In Sweden, veterinarians fear that they will have to put down animals instead of treating them, as the country's health authorities asked them to sparingly use anaesthetics, amid a shortage of propofol, an anaesthetic drug used for gravely ill COVID-19 patients. .
The veterinarians, however, would rather postpone cosmetic operations on humans, who can wait. Plastic surgery, such as removing heavy eyelids and double chins in otherwise healthy people, may be delayed without any health hazard, the Swedish Veterinarian Association wrote in an open letter to the National Board of Social Affairs and the Public Health Authority.
“We, as veterinarians, may be forced to kill animals for their own sake instead of going ahead with procedures where anaesthesia is required,” the letter said.

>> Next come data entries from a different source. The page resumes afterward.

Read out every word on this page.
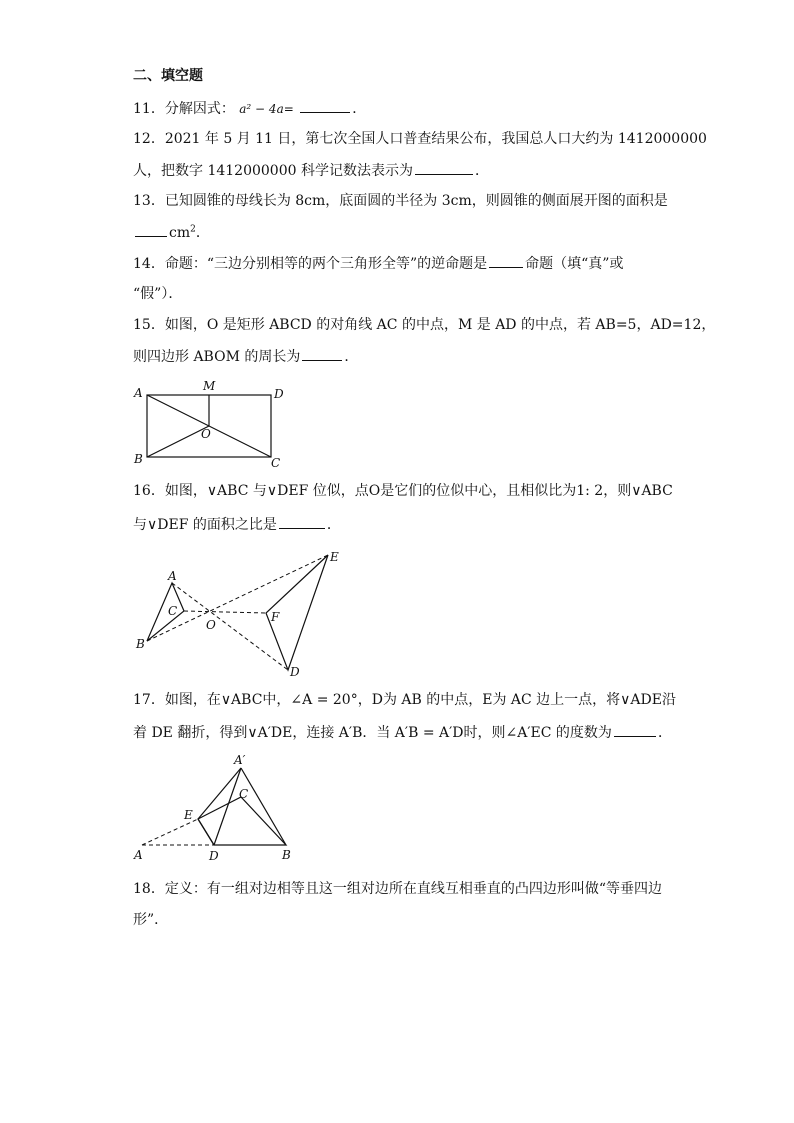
二、填空题
11．分解因式： a² − 4a=	．
12．2021 年 5 月 11 日，第七次全国人口普查结果公布，我国总人口大约为 1412000000
人，把数字 1412000000 科学记数法表示为	．
13．已知圆锥的母线长为 8cm，底面圆的半径为 3cm，则圆锥的侧面展开图的面积是
$cm^2$．
14．命题：“三边分别相等的两个三角形全等”的逆命题是	命题（填“真”或
“假”）．
15．如图，O 是矩形 ABCD 的对角线 AC 的中点，M 是 AD 的中点，若 AB=5，AD=12，
则四边形 ABOM 的周长为	．
A	M
D
O
B	C
16．如图，∨ABC 与∨DEF 位似，点O是它们的位似中心，且相似比为1: 2，则∨ABC
与∨DEF 的面积之比是	．
A
B
C
O
E
F
D
17．如图，在∨ABC中，∠A = 20°，D为 AB 的中点，E为 AC 边上一点，将∨ADE沿
着 DE 翻折，得到∨A′DE，连接 A′B．当 A′B = A′D时，则∠A′EC 的度数为	．
A′
C
E
A	D	B
18．定义：有一组对边相等且这一组对边所在直线互相垂直的凸四边形叫做“等垂四边
形”．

The union stressed that they take the lack of propofol with utmost seriousness. Some veterinarians have delivered their stock to intensive care units where patients with coronavirus are being treated. Should the lneed intensify, the Swedish Medical Products Agency may further limit veterinarians' right to prescribe drugs of this class. So far, the veterinarians have been encouraged to prioritise the treatment of animals used for food production above pets.
“The supply of possible anaesthetic drugs is reduced, and veterinarians are referred to a few substances that are not used in humans”, professor Görel Nyman at the Swedish University of Agricultural Sciences in Uppsala explained. According to her, there is a growing unrest about dwindling stocks.
Earlier this month, Swedish Radio reported that the shortages had prompted many animal hospitals to limit their procedures.
“This has meant that you have to prioritise and treat the acutely ill animals, postponing a lot of other interventions,” Swedish Veterinary Association communications manager Tove Särkinen said. Deferred interventions may include castration, tumour surgery and other treatments. Särkinen stressed that the cancelled operations also mean substantial financial losses for clinics, as they account for a large part of their income.
According to the daily newspaper Dagens Nyheter, propofol is the most common anaesthetic used in the Swedish health care system.
“Propofol is simply the best,” Annette Nyberg, the head of the Swedish Association for Anesthesia and Intensive Care said, explaining that the drug quickly leaves the body, and the patient can be awakened shortly after treatment.